What's left is now compressed, block by block, typically by DCT or some variation of it. If you look at that Wikipedia page, there's a lot of maths, but down at the bottom there's an animation showing how a letter A is encoded by successively finer cosine functions - starting with a flat grey block equivalent to the average brightness of the block, then 1 and 2 dimensional gradients, and so on adding detail.

The key thing here is that you can keep adding more and more detail - but you need to transmit more values to do it. If bandwidth constrained, then you omit sending the finer detail and accept that the decoded result will not be as faithful to the original. As above, broadcasters have to make a tradeoff between quality and bandwidth - if they use less bandwidth they can get more logical channels into one carrier, and thus get more programs in front of more eyes.

So lets go back to the original situation mentioned - flashing lights, rapid scene lighting changes etc.
There is the encoder happily doing it's bandwidth reduction thing - and then the lighting on the whole scene changes. Instead of most of the image not changing much from frame to frame, the whole thing has changed massively - so there is suddenly a very large quantity of change to encode. Given that the encoder is bandwidth constrained, it can only do it's best - and that means that for the first few frames after the change it cannot include much detail in each DCT block. The result is that the viewer gets to see the image made up of block of fairly "flat" video which quickly regain their detail. Assuming the lighting change is a one off (so the inter frame deltas are close to zero again), over the next few frames, the encoder can catch up - adding more and more detail with each frame.

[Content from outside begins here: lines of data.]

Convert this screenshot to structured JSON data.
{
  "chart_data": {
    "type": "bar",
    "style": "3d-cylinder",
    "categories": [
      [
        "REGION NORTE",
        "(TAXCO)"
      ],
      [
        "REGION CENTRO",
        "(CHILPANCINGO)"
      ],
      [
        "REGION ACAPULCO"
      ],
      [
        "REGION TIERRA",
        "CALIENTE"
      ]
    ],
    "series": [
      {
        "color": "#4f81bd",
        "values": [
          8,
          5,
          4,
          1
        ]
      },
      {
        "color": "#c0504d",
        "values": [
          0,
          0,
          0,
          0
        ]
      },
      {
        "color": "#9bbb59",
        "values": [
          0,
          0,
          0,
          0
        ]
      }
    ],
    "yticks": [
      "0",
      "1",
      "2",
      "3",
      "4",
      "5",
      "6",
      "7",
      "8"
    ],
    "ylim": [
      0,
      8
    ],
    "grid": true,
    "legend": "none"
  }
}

For something like the ball game I gave as an example, it also explains why running players can appear to be surrounded by a "halo" of blockiness. There's a lot of change around the player - on one side the image is changing from green to (say) white, and on the other it's changing back to green. So in a bandwidth constrained system, the moving player leaves a trail of incomplete rendition until such time as the encoder finds the bandwidth to catch up - or there's a key frame (see below).

I assume that the encoder keeps an internal representation of what a decoder should have - so it can encode the difference between what's gone before and what there should be. So all the time it's encoding not the inter frame differences it's been given, but the difference between the current frame and what the decoded stream will be showing. Thus it's adaptive, and on fairly static video will give high detail, but on rapidly changing material will degrade the detail to stay within the bandwidth limit set.

Key detail - the higher the bandwidth given to the encoder, the faster it can track gross changes.

For good measure, there are "key frames" sent periodically in the stream. If all that were transmitted were the changes, then no receiver would ever be able to start - it wouldn't have a base image to apply the changes to. Also, any interference would leave a permanent "stain" on the decoded image. So periodically, a full frame is transmitted (again using DCT compression) which allows the decoders to know what to start applying changes to.